In March 1869, Holmes attended a convention of Republicans in Petersburg, Virginia, representing his locality. On May 29, 1868, Holmes bought 11.5 acres of land in Charlotte County near Keysville. He wrote letters to the local Freedman's Bureau agent, advocating the establishment of a school in Keysville, Virginia. On the morning of May 3, 1869, John Marshall, son of white Judge Hunter Holmes Marshall, reportedly threatened to kill Holmes and blacks active in the Republican Party and shot a black man (who survived). 

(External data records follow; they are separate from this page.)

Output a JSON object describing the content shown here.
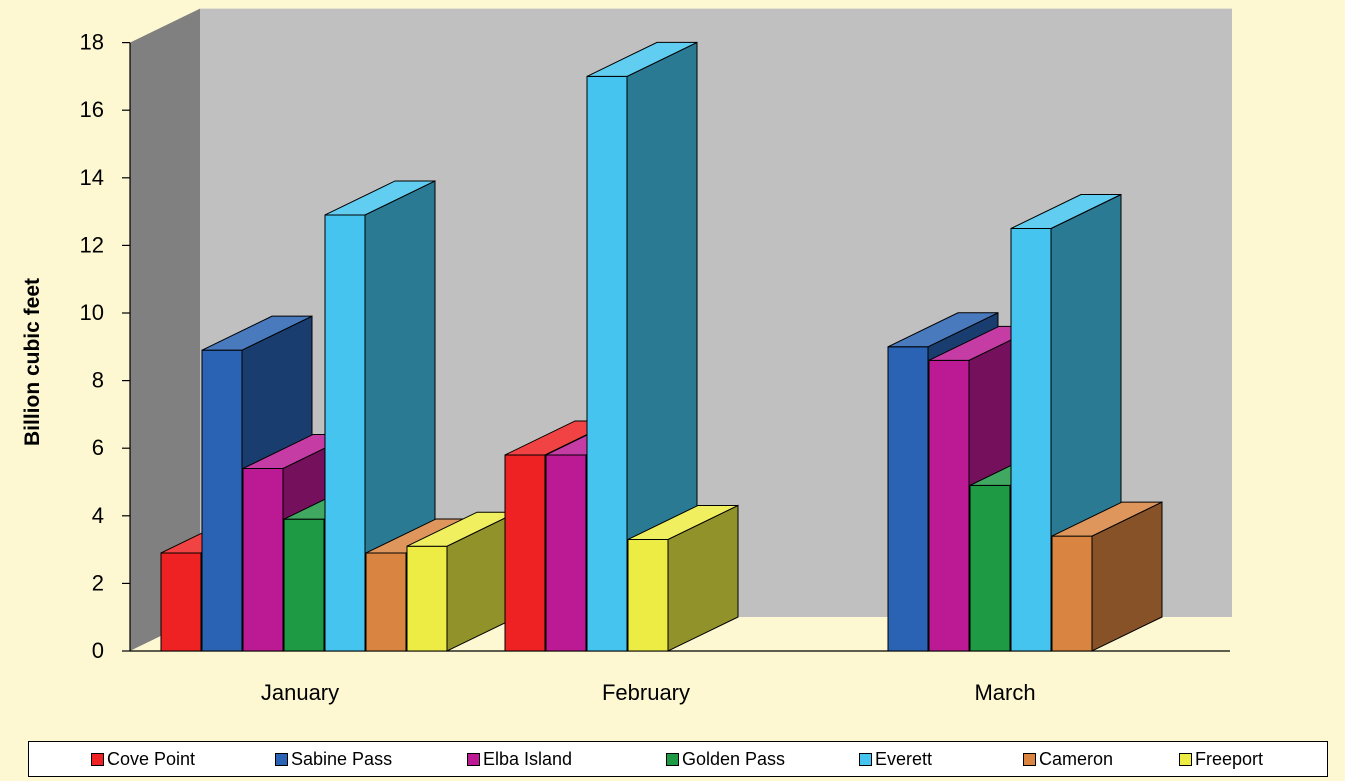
{
  "chart_data": {
    "type": "bar",
    "title": "",
    "xlabel": "",
    "ylabel": "Billion cubic feet",
    "ylim": [
      0,
      18
    ],
    "yticks": [
      0,
      2,
      4,
      6,
      8,
      10,
      12,
      14,
      16,
      18
    ],
    "categories": [
      "January",
      "February",
      "March"
    ],
    "legend_position": "bottom",
    "series": [
      {
        "name": "Cove Point",
        "color": "#ee2222",
        "values": [
          2.9,
          5.8,
          0
        ]
      },
      {
        "name": "Sabine Pass",
        "color": "#2a63b3",
        "values": [
          8.9,
          0,
          9.0
        ]
      },
      {
        "name": "Elba Island",
        "color": "#bb1a94",
        "values": [
          5.4,
          5.8,
          8.6
        ]
      },
      {
        "name": "Golden Pass",
        "color": "#1e9944",
        "values": [
          3.9,
          0,
          4.9
        ]
      },
      {
        "name": "Everett",
        "color": "#44c4ee",
        "values": [
          12.9,
          17.0,
          12.5
        ]
      },
      {
        "name": "Cameron",
        "color": "#d98440",
        "values": [
          2.9,
          0,
          3.4
        ]
      },
      {
        "name": "Freeport",
        "color": "#ecec44",
        "values": [
          3.1,
          3.3,
          0
        ]
      }
    ]
  }
}
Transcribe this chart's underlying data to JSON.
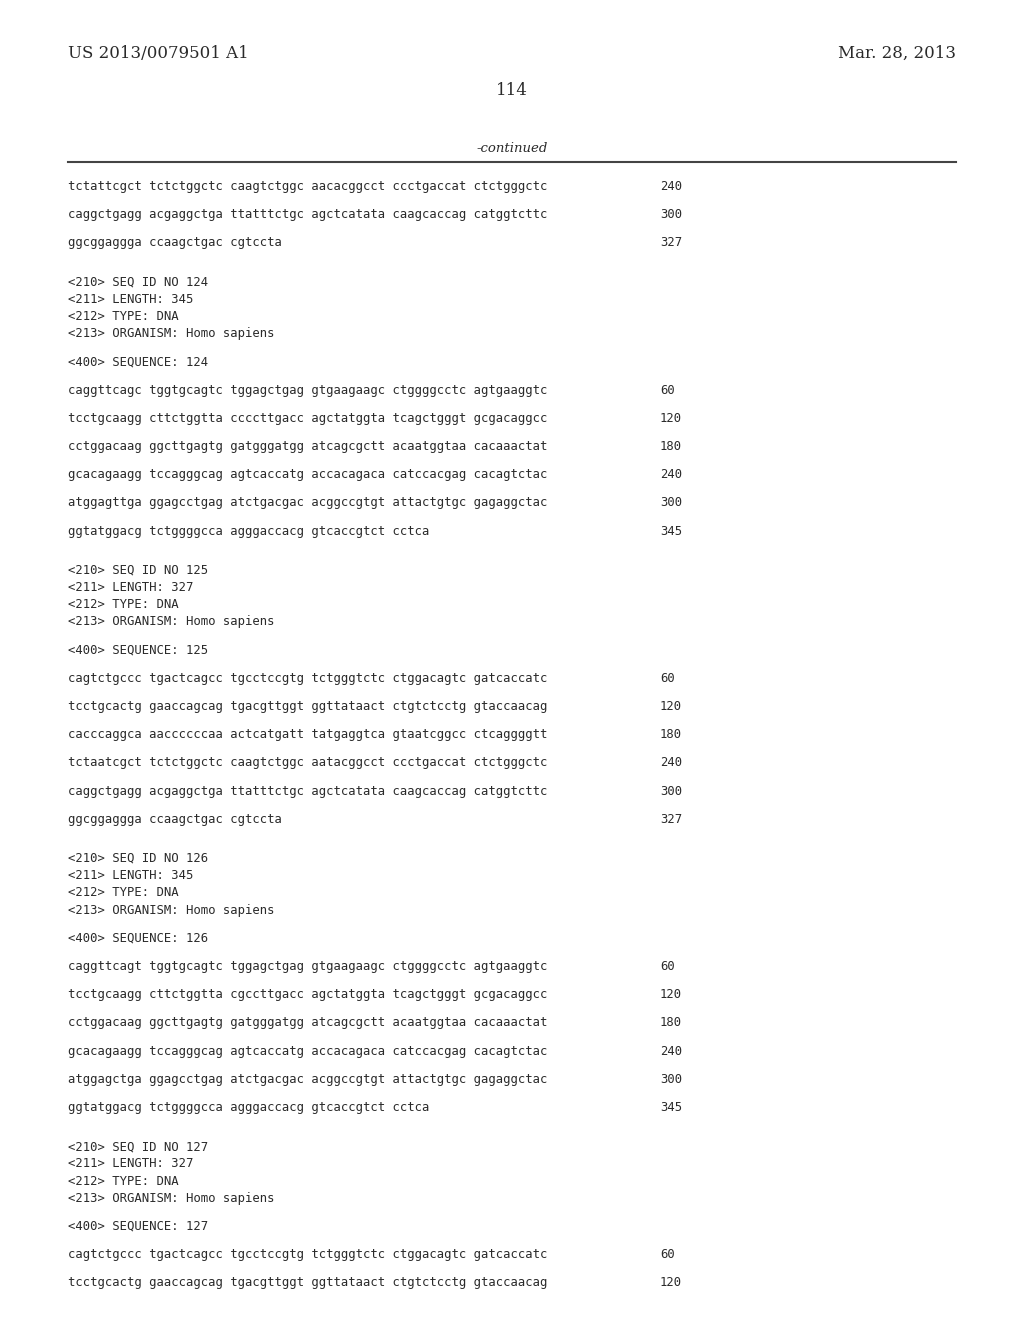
{
  "bg_color": "#ffffff",
  "header_left": "US 2013/0079501 A1",
  "header_right": "Mar. 28, 2013",
  "page_number": "114",
  "continued_label": "-continued",
  "font_size_header": 12.0,
  "font_size_mono": 8.8,
  "content": [
    {
      "type": "seq_line",
      "text": "tctattcgct tctctggctc caagtctggc aacacggcct ccctgaccat ctctgggctc",
      "num": "240"
    },
    {
      "type": "blank"
    },
    {
      "type": "seq_line",
      "text": "caggctgagg acgaggctga ttatttctgc agctcatata caagcaccag catggtcttc",
      "num": "300"
    },
    {
      "type": "blank"
    },
    {
      "type": "seq_line",
      "text": "ggcggaggga ccaagctgac cgtccta",
      "num": "327"
    },
    {
      "type": "blank"
    },
    {
      "type": "blank"
    },
    {
      "type": "meta",
      "text": "<210> SEQ ID NO 124"
    },
    {
      "type": "meta",
      "text": "<211> LENGTH: 345"
    },
    {
      "type": "meta",
      "text": "<212> TYPE: DNA"
    },
    {
      "type": "meta",
      "text": "<213> ORGANISM: Homo sapiens"
    },
    {
      "type": "blank"
    },
    {
      "type": "meta",
      "text": "<400> SEQUENCE: 124"
    },
    {
      "type": "blank"
    },
    {
      "type": "seq_line",
      "text": "caggttcagc tggtgcagtc tggagctgag gtgaagaagc ctggggcctc agtgaaggtc",
      "num": "60"
    },
    {
      "type": "blank"
    },
    {
      "type": "seq_line",
      "text": "tcctgcaagg cttctggtta ccccttgacc agctatggta tcagctgggt gcgacaggcc",
      "num": "120"
    },
    {
      "type": "blank"
    },
    {
      "type": "seq_line",
      "text": "cctggacaag ggcttgagtg gatgggatgg atcagcgctt acaatggtaa cacaaactat",
      "num": "180"
    },
    {
      "type": "blank"
    },
    {
      "type": "seq_line",
      "text": "gcacagaagg tccagggcag agtcaccatg accacagaca catccacgag cacagtctac",
      "num": "240"
    },
    {
      "type": "blank"
    },
    {
      "type": "seq_line",
      "text": "atggagttga ggagcctgag atctgacgac acggccgtgt attactgtgc gagaggctac",
      "num": "300"
    },
    {
      "type": "blank"
    },
    {
      "type": "seq_line",
      "text": "ggtatggacg tctggggcca agggaccacg gtcaccgtct cctca",
      "num": "345"
    },
    {
      "type": "blank"
    },
    {
      "type": "blank"
    },
    {
      "type": "meta",
      "text": "<210> SEQ ID NO 125"
    },
    {
      "type": "meta",
      "text": "<211> LENGTH: 327"
    },
    {
      "type": "meta",
      "text": "<212> TYPE: DNA"
    },
    {
      "type": "meta",
      "text": "<213> ORGANISM: Homo sapiens"
    },
    {
      "type": "blank"
    },
    {
      "type": "meta",
      "text": "<400> SEQUENCE: 125"
    },
    {
      "type": "blank"
    },
    {
      "type": "seq_line",
      "text": "cagtctgccc tgactcagcc tgcctccgtg tctgggtctc ctggacagtc gatcaccatc",
      "num": "60"
    },
    {
      "type": "blank"
    },
    {
      "type": "seq_line",
      "text": "tcctgcactg gaaccagcag tgacgttggt ggttataact ctgtctcctg gtaccaacag",
      "num": "120"
    },
    {
      "type": "blank"
    },
    {
      "type": "seq_line",
      "text": "cacccaggca aaccccccaa actcatgatt tatgaggtca gtaatcggcc ctcaggggtt",
      "num": "180"
    },
    {
      "type": "blank"
    },
    {
      "type": "seq_line",
      "text": "tctaatcgct tctctggctc caagtctggc aatacggcct ccctgaccat ctctgggctc",
      "num": "240"
    },
    {
      "type": "blank"
    },
    {
      "type": "seq_line",
      "text": "caggctgagg acgaggctga ttatttctgc agctcatata caagcaccag catggtcttc",
      "num": "300"
    },
    {
      "type": "blank"
    },
    {
      "type": "seq_line",
      "text": "ggcggaggga ccaagctgac cgtccta",
      "num": "327"
    },
    {
      "type": "blank"
    },
    {
      "type": "blank"
    },
    {
      "type": "meta",
      "text": "<210> SEQ ID NO 126"
    },
    {
      "type": "meta",
      "text": "<211> LENGTH: 345"
    },
    {
      "type": "meta",
      "text": "<212> TYPE: DNA"
    },
    {
      "type": "meta",
      "text": "<213> ORGANISM: Homo sapiens"
    },
    {
      "type": "blank"
    },
    {
      "type": "meta",
      "text": "<400> SEQUENCE: 126"
    },
    {
      "type": "blank"
    },
    {
      "type": "seq_line",
      "text": "caggttcagt tggtgcagtc tggagctgag gtgaagaagc ctggggcctc agtgaaggtc",
      "num": "60"
    },
    {
      "type": "blank"
    },
    {
      "type": "seq_line",
      "text": "tcctgcaagg cttctggtta cgccttgacc agctatggta tcagctgggt gcgacaggcc",
      "num": "120"
    },
    {
      "type": "blank"
    },
    {
      "type": "seq_line",
      "text": "cctggacaag ggcttgagtg gatgggatgg atcagcgctt acaatggtaa cacaaactat",
      "num": "180"
    },
    {
      "type": "blank"
    },
    {
      "type": "seq_line",
      "text": "gcacagaagg tccagggcag agtcaccatg accacagaca catccacgag cacagtctac",
      "num": "240"
    },
    {
      "type": "blank"
    },
    {
      "type": "seq_line",
      "text": "atggagctga ggagcctgag atctgacgac acggccgtgt attactgtgc gagaggctac",
      "num": "300"
    },
    {
      "type": "blank"
    },
    {
      "type": "seq_line",
      "text": "ggtatggacg tctggggcca agggaccacg gtcaccgtct cctca",
      "num": "345"
    },
    {
      "type": "blank"
    },
    {
      "type": "blank"
    },
    {
      "type": "meta",
      "text": "<210> SEQ ID NO 127"
    },
    {
      "type": "meta",
      "text": "<211> LENGTH: 327"
    },
    {
      "type": "meta",
      "text": "<212> TYPE: DNA"
    },
    {
      "type": "meta",
      "text": "<213> ORGANISM: Homo sapiens"
    },
    {
      "type": "blank"
    },
    {
      "type": "meta",
      "text": "<400> SEQUENCE: 127"
    },
    {
      "type": "blank"
    },
    {
      "type": "seq_line",
      "text": "cagtctgccc tgactcagcc tgcctccgtg tctgggtctc ctggacagtc gatcaccatc",
      "num": "60"
    },
    {
      "type": "blank"
    },
    {
      "type": "seq_line",
      "text": "tcctgcactg gaaccagcag tgacgttggt ggttataact ctgtctcctg gtaccaacag",
      "num": "120"
    }
  ]
}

That afternoon, Holmes went to the Charlotte County Courthouse, and Marshall thought he was going to seek a warrant against him. A confrontation occurred on the courthouse steps in broad daylight before a large crowd and Holmes (who was unarmed) was shot dead.  John Marshall, Griffin S. Marshall (his brother), William Boyd, and Macon C. Morris were charged with his murder.  The grand jury refused to indict Griffin Marshall, and all four fled and were never brought to trial.

The incident was widely reported across the U.S. and overseas. Holmes is presumed buried on the land he had bought, although only the receipt for his burial survives. Long-lost witness accounts of the incident were discovered at the Charlotte Courthouse in 2012.